Magdeburg gibt grünes Licht für das Schwimmzentrum für Deutschland

Visualisierung: © Baukonzept® Planungsgesellschaft mbH/LH Magdeburg
- 28.08.2026
Die Stadt Magdeburg hat den nächsten großen Schritt auf dem Weg zum nationalen Schwimmzentrum vollzogen. Am Donnerstag hat der Stadtrat einstimmig die Entwurfsplanung für den Neubau südlich der GETEC-Arena beschlossen sowie den Kostenrahmen von 51 Millionen Euro bestätigt. Zugleich wurde das Kommunale Gebäudemanagement der Landeshauptstadt mit der weiteren Genehmigungsplanung und der Realisierung des Projekts beauftragt.
„Der Beschluss ist ein wichtiger Meilenstein für das Schwimmzentrum für Deutschland. Die geplante Einrichtung soll schon bald zu einem Dreh- und Angelpunkt unserer Leistungssportaktivitäten im Schwimmen werden“, sagte Jan Pommer, Vorstandsvorsitzender des Deutschen Schwimm-Verbandes e.V. (DSV). „Unser Dank gilt den politischen Entscheidungsträger*innen sowie den Verantwortlichen bei der Kommune und im Land Sachsen-Anhalt, die dieses wichtige Vorhaben so engagiert vorantreiben.“
Meilenstein auf dem Weg zur Umsetzung
Seit April wurden die Grundlagen-, Vor- und Entwurfsplanung erarbeitet. Als nächste Schritte sind jetzt die Genehmigungsplanung und die Prüfung der Baugenehmigung vorgesehen. Parallel soll die Ausschreibung für einen Generalunternehmer vorbereitet werden. Dieser soll die Bauausführung aus einer Hand übernehmen und damit zu mehr Kosten- und Terminsicherheit beitragen.
Die ersten Vorarbeiten auf dem Grundstück sollen ab Februar 2027 beginnen, die eigentliche Bauausführung dann im November kommenden Jahres starten und bis August 2029 dauern. Die Freigabe des Nationalen Schwimmzentrums ist schließlich für Oktober 2029 geplant.

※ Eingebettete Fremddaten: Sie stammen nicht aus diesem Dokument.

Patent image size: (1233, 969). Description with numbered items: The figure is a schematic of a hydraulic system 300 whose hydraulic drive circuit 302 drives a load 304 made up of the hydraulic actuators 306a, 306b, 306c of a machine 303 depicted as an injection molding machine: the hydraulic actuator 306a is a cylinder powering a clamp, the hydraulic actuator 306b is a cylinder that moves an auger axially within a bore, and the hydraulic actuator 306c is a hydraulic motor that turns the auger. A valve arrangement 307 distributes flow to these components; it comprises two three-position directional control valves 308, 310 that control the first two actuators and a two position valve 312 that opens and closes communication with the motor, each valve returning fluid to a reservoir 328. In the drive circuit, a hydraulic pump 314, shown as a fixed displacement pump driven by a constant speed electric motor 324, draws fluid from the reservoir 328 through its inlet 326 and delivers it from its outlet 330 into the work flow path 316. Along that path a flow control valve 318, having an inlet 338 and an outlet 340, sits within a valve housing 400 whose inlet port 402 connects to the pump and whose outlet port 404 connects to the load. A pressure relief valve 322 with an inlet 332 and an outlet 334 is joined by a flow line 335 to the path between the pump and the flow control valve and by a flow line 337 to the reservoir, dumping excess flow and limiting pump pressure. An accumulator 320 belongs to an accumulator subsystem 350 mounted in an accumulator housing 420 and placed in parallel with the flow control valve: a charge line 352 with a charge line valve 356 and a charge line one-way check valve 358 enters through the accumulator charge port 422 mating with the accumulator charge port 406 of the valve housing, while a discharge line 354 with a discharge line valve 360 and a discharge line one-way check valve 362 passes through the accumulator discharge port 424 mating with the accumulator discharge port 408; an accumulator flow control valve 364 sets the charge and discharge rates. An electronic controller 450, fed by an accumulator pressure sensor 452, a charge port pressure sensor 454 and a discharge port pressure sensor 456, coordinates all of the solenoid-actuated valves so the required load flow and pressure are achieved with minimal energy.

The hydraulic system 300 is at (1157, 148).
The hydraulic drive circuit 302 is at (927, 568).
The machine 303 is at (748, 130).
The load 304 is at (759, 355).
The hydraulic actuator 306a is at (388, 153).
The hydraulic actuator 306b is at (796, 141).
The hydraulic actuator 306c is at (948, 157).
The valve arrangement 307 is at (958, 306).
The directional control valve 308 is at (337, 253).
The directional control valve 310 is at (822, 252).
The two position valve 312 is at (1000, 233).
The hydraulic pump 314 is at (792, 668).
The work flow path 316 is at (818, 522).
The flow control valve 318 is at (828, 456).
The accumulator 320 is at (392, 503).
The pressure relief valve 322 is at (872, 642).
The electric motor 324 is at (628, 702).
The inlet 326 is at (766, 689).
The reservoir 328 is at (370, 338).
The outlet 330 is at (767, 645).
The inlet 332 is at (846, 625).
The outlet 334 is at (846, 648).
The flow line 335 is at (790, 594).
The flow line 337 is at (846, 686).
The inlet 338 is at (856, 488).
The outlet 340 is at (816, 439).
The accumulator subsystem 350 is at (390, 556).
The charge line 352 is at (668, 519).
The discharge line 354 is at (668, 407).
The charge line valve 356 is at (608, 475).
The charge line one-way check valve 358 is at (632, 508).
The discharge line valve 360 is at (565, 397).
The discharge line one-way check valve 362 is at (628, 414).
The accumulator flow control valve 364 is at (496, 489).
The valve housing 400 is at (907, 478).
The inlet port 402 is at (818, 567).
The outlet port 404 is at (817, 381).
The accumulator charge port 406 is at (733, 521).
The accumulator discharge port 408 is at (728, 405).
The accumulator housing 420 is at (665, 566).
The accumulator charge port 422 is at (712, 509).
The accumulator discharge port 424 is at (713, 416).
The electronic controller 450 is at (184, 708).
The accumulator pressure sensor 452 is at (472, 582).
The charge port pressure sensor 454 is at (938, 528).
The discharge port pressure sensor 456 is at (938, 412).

Optimale Bedingungen für den Leistungssport
Das Zentrum soll ein 50m-Becken mit zehn Bahnen im Wettkampfformat beherbergen. Hinzu kommen ein eigener Strömungskanal, Krafträume, eine Höhenkammer sowie Räume für sportwissenschaftliche Diagnostik. Auch Tagungs- und Weiterbildungsräume sind vorgesehen. Der Komplex soll in der Nähe der Magdeburger Sportschulen entstehen und die Bedingungen für den Schwimmleistungssport nachhaltig verbessern. Es soll damit die Arbeit des DSV in seinen fünf olympischen Schwimmsportarten unterstützen und Magdeburg als erfolgreichen Standort des deutschen Schwimmsports weiter stärken. Der Bund und das Land Sachsen-Anhalt fördern das Projekt umfassend. Die Stadt beziffert die avisierten Fördermittel auf insgesamt 40,8 Millionen Euro.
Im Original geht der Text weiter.